Coral reefs in Australia have bleached repeatedly over the past 30 years. Mass bleaching events occurred in Australia in 1983, 1987, 1991, 1998, 2002 and in 2006, with large sections of the GBR bleached in each case. Mortality rates on the GBR have been relatively low compared to coral reefs elsewhere because conditions have been relatively unchanged there so far. By contrast, a very warm core of water sat above Scott Reef in the northwest waters of Australia for several months in 1998, resulting in an almost total bleaching and mortality of corals down to 30 m and 95% of reef-building corals dying in the months that followed. Recent reports indicate that recovery of these reefs has been very slow, primarily because recruitment to these remote reefs is difficult and rare. Coral disease, driven by pathogenic bacteria in addition to coral bleaching, is on the rise and may be connected to warmer than normal conditions. While coral disease affects less than 5% of the population, the incidence of diseases such as 'white syndrome' and other diseases (Fig. 10.4) are on the increase. While coral disease is currently not considered a major threat to coral reefs in Australia and many parts of the Pacific, recent experiences in the Caribbean, where coral disease decimated populations of Acropora corals, suggest that understanding and monitoring coral disease is important.

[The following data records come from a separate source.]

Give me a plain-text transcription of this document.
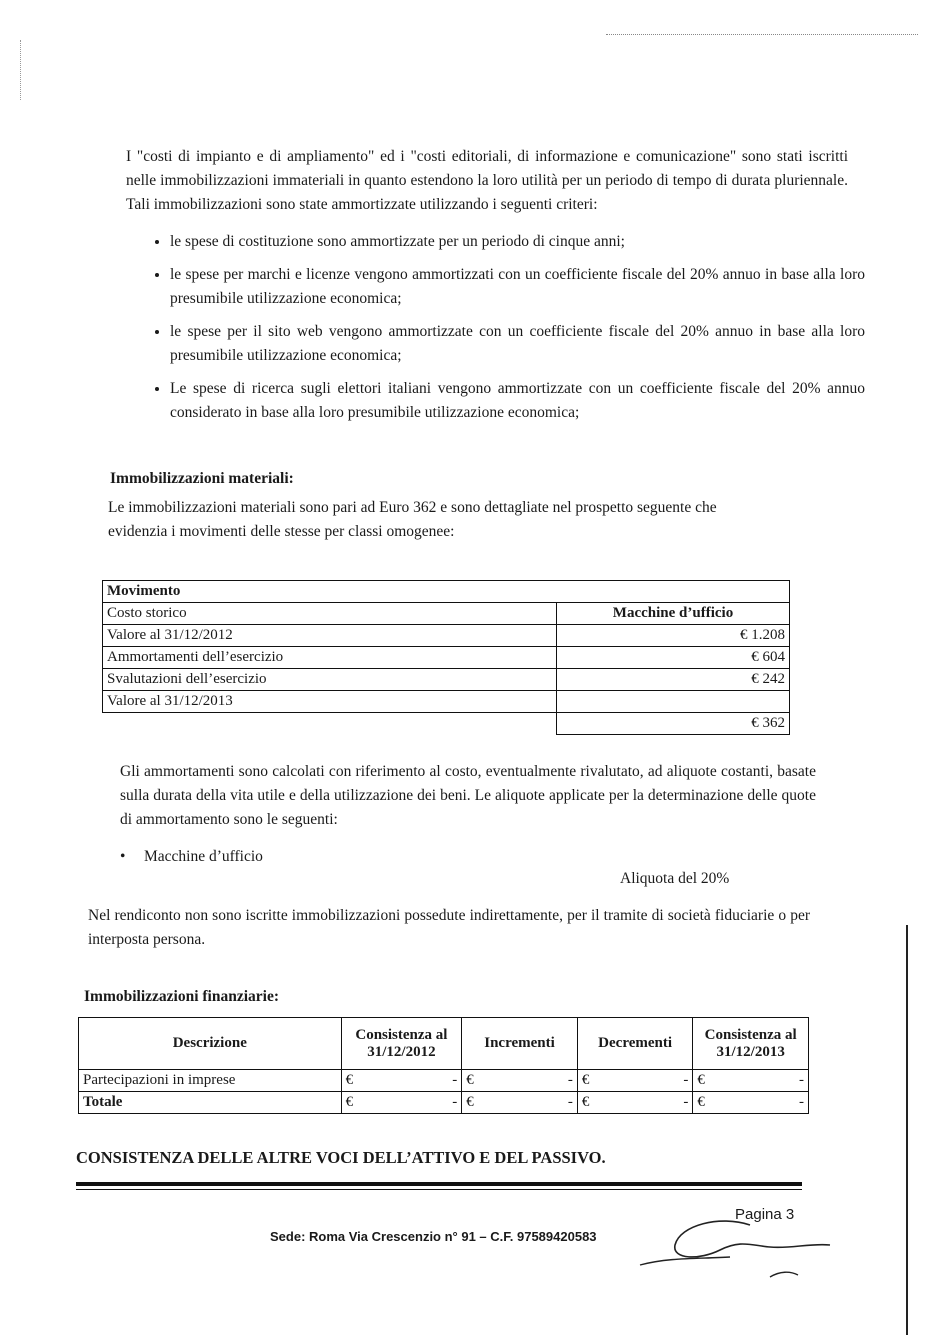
I "costi di impianto e di ampliamento" ed i "costi editoriali, di informazione e comunicazione" sono stati iscritti nelle immobilizzazioni immateriali in quanto estendono la loro utilità per un periodo di tempo di durata pluriennale. Tali immobilizzazioni sono state ammortizzate utilizzando i seguenti criteri:

• le spese di costituzione sono ammortizzate per un periodo di cinque anni;
• le spese per marchi e licenze vengono ammortizzati con un coefficiente fiscale del 20% annuo in base alla loro presumibile utilizzazione economica;
• le spese per il sito web vengono ammortizzate con un coefficiente fiscale del 20% annuo in base alla loro presumibile utilizzazione economica;
• Le spese di ricerca sugli elettori italiani vengono ammortizzate con un coefficiente fiscale del 20% annuo considerato in base alla loro presumibile utilizzazione economica;
Immobilizzazioni materiali:

Le immobilizzazioni materiali sono pari ad Euro 362 e sono dettagliate nel prospetto seguente che evidenzia i movimenti delle stesse per classi omogenee:

Movimento	
Costo storico	Macchine d’ufficio
Valore al 31/12/2012	€ 1.208
Ammortamenti dell’esercizio	€ 604
Svalutazioni dell’esercizio	€ 242
Valore al 31/12/2013	
	€ 362

Gli ammortamenti sono calcolati con riferimento al costo, eventualmente rivalutato, ad aliquote costanti, basate sulla durata della vita utile e della utilizzazione dei beni. Le aliquote applicate per la determinazione delle quote di ammortamento sono le seguenti:

• Macchine d’ufficio
Aliquota del 20%

Nel rendiconto non sono iscritte immobilizzazioni possedute indirettamente, per il tramite di società fiduciarie o per interposta persona.

Immobilizzazioni finanziarie:
Descrizione	Consistenza al 31/12/2012	Incrementi	Decrementi	Consistenza al 31/12/2013
Partecipazioni in imprese	€ -	€ -	€ -	€ -

Totale	€ -	€ -	€ -	€ -
CONSISTENZA DELLE ALTRE VOCI DELL’ATTIVO E DEL PASSIVO.
Pagina 3
Sede: Roma Via Crescenzio n° 91 – C.F. 97589420583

The strong relationship between coral bleaching and sea temperature provides an opportunity to explore how changes in sea temperature in the future might affect the incidence of mass coral bleaching. Past studies have revealed that corals in a region have particular thermal 'thresholds' for bleaching. These thresholds for triggering bleaching are reliable to the point that they predict which regions will experience coral bleaching based on their sea-surface temperatures measured from satellites. If these thresholds are compared to projections of future sea temperatures trends (produced by the Global Circulation Models, see above), it is possible to estimate how the frequency and intensity of mass coral bleaching and mortality will change over time. These changes show that an increase of 2°C over pre-industrial temperatures in the average sea temperature in tropical and subtropical Australia (expected as a result of a doubling of CO2) will lead to annual bleaching and a major escalation in the number of mass mortality events.

The risk of mass bleaching has been examined for the GBR and revealed that the return time of severe mass coral bleaching in their models for low to moderate changes in the climate increased to the point where the ability of reefs to recover is severely compromised. Deterioration of coral populations is likely in most of the scenarios examined.